Erderwärmung Kein Schnee mehr auf dem Kilimandscharo

In rund 20 Jahren könnte der Titel der Hemingway-Erzählung "Schnee am Kilimandscharo" endgültig der Vergangenheit angehören: Einer neuen US-Studie zufolge könnte dann das höchste Bergmassiv Afrikas aufgrund der Erderwärmung seine Eis- und Schneeschicht vollständig verloren haben.

Kilimandscharo mit schneebedeckten Kibo-Gipfel: In 20 Jahren eis- und schneefrei
DPA

Kilimandscharo mit schneebedeckten Kibo-Gipfel: In 20 Jahren eis- und schneefrei


Der Kilimandscharo verliert seine Eis- und Schneeschicht. Allein von 2000 bis 2007 sei die bestehende Eisfläche um 26 Prozent geschrumpft, berichten Wissenschaftler um Lonnie Thompson von der Ohio State University im Fachmagazin " Proceedings of the National Academy of Sciences". Und im Vergleich zu 1912 seien bereits 85 Prozent der Eiskappe verschwunden.
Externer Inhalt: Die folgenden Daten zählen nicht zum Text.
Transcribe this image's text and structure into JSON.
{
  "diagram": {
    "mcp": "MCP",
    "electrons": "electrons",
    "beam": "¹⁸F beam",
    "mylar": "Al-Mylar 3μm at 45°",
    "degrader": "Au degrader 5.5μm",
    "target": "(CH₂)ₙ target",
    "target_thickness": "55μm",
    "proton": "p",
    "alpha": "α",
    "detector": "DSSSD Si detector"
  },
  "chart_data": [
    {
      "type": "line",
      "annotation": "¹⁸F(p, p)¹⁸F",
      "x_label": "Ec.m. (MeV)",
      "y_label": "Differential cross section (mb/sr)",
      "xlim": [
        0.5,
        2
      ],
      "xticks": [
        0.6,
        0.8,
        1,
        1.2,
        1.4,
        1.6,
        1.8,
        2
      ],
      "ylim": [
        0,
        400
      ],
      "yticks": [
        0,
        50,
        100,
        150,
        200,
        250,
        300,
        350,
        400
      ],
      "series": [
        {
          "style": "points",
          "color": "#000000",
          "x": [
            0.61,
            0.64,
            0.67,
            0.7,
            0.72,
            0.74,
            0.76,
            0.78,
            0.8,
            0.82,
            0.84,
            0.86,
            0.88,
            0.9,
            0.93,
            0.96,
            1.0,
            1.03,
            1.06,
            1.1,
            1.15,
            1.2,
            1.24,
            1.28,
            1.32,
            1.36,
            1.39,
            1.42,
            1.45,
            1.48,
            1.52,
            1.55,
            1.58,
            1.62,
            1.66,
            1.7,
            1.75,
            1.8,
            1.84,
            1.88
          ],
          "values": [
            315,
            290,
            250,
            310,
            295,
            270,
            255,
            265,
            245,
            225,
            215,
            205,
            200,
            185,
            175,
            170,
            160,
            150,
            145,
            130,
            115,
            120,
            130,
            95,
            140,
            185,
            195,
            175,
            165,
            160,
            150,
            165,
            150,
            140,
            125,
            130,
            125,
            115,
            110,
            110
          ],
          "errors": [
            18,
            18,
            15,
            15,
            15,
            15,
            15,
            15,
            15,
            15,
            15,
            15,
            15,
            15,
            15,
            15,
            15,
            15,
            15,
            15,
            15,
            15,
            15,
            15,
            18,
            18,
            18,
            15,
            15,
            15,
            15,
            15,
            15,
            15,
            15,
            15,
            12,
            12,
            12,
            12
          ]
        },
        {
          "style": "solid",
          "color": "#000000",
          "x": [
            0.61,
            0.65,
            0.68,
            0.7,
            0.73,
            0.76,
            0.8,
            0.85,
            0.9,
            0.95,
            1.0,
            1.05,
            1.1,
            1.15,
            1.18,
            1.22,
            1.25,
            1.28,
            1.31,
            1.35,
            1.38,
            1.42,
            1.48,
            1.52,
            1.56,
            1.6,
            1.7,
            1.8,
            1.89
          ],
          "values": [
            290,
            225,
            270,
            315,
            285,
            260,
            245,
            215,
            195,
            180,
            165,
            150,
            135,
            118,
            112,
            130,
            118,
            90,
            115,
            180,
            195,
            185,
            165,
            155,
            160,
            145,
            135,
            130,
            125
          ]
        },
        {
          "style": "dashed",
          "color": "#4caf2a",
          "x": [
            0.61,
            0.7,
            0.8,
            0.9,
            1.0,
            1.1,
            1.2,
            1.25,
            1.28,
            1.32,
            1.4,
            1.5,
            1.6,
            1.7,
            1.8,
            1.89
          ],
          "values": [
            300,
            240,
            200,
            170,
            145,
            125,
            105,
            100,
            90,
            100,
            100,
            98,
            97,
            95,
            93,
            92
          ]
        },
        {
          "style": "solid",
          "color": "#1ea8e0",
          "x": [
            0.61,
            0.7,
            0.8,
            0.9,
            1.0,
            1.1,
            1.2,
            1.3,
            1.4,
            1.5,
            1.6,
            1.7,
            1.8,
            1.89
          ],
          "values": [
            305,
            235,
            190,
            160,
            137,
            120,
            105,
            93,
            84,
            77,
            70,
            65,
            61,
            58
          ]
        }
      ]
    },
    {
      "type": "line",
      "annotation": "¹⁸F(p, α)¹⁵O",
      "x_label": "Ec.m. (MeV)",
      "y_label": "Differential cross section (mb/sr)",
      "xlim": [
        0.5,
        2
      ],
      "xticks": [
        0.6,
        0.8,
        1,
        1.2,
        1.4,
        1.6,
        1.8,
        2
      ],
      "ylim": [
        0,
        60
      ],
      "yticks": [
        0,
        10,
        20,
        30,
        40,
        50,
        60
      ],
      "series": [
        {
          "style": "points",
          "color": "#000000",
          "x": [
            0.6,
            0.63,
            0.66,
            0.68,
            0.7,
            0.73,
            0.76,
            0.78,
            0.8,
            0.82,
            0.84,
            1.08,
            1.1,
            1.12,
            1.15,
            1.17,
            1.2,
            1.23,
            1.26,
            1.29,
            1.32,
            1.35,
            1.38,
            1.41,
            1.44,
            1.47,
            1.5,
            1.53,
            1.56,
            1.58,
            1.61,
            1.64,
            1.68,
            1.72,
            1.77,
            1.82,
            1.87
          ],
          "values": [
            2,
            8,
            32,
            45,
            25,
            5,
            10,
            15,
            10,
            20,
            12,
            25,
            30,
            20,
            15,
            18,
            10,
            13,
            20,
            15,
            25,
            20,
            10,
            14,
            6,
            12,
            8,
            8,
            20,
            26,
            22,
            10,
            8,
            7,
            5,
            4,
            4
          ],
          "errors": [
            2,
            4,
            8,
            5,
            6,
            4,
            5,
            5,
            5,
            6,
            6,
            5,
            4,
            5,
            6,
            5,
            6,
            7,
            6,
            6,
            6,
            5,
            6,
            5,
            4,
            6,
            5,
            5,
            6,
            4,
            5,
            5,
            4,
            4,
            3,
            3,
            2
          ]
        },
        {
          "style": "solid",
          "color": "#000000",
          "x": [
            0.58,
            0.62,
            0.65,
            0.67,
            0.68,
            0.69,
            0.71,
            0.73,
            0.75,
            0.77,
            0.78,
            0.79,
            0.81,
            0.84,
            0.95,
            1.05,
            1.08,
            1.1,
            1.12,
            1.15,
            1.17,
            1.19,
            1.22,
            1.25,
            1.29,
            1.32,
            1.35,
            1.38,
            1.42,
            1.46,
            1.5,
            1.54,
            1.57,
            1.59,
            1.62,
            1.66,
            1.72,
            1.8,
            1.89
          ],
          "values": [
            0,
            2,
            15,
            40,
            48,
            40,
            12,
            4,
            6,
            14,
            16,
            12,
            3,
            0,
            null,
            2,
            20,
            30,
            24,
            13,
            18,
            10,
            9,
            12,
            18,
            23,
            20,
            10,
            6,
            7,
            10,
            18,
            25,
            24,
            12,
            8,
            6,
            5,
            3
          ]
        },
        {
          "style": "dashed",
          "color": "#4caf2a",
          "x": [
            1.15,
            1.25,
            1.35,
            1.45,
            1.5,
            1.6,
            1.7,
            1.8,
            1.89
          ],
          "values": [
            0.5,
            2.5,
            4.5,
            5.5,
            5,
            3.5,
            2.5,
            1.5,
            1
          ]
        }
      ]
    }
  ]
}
Angesichts dieser Entwicklung könnte der Kilimandscharo bereits in 20 Jahren völlig eisfrei sein, schreibt Thompson. Er verwies darauf, dass nicht nur die Fläche des Eises abnehme, sondern auch die Dicke. Zwischen 2000 und 2007 sei das Eis auf den Gipfeln im Norden und Süden des Bergmassivs 1,90 Meter beziehungsweise 5,10 Meter dünner geworden. Die Eiskappe des Furtwängler-Gletschers in der Nähe des Kibo-Bergs, der mit 5892 Meter höchsten Erhebung Afrikas, wurde demnach zwischen 2000 und 2009 um die Hälfte dünner.

Ernest Hemingway hatte dem zwischen Kenia und Tansania gelegenen Bergmassiv 1938 in seiner Erzählung "Schnee am Kilimandscharo" ein literarisches Denkmal gesetzt. Der Berg gehört zu den beliebtesten Reisezielen in Afrika.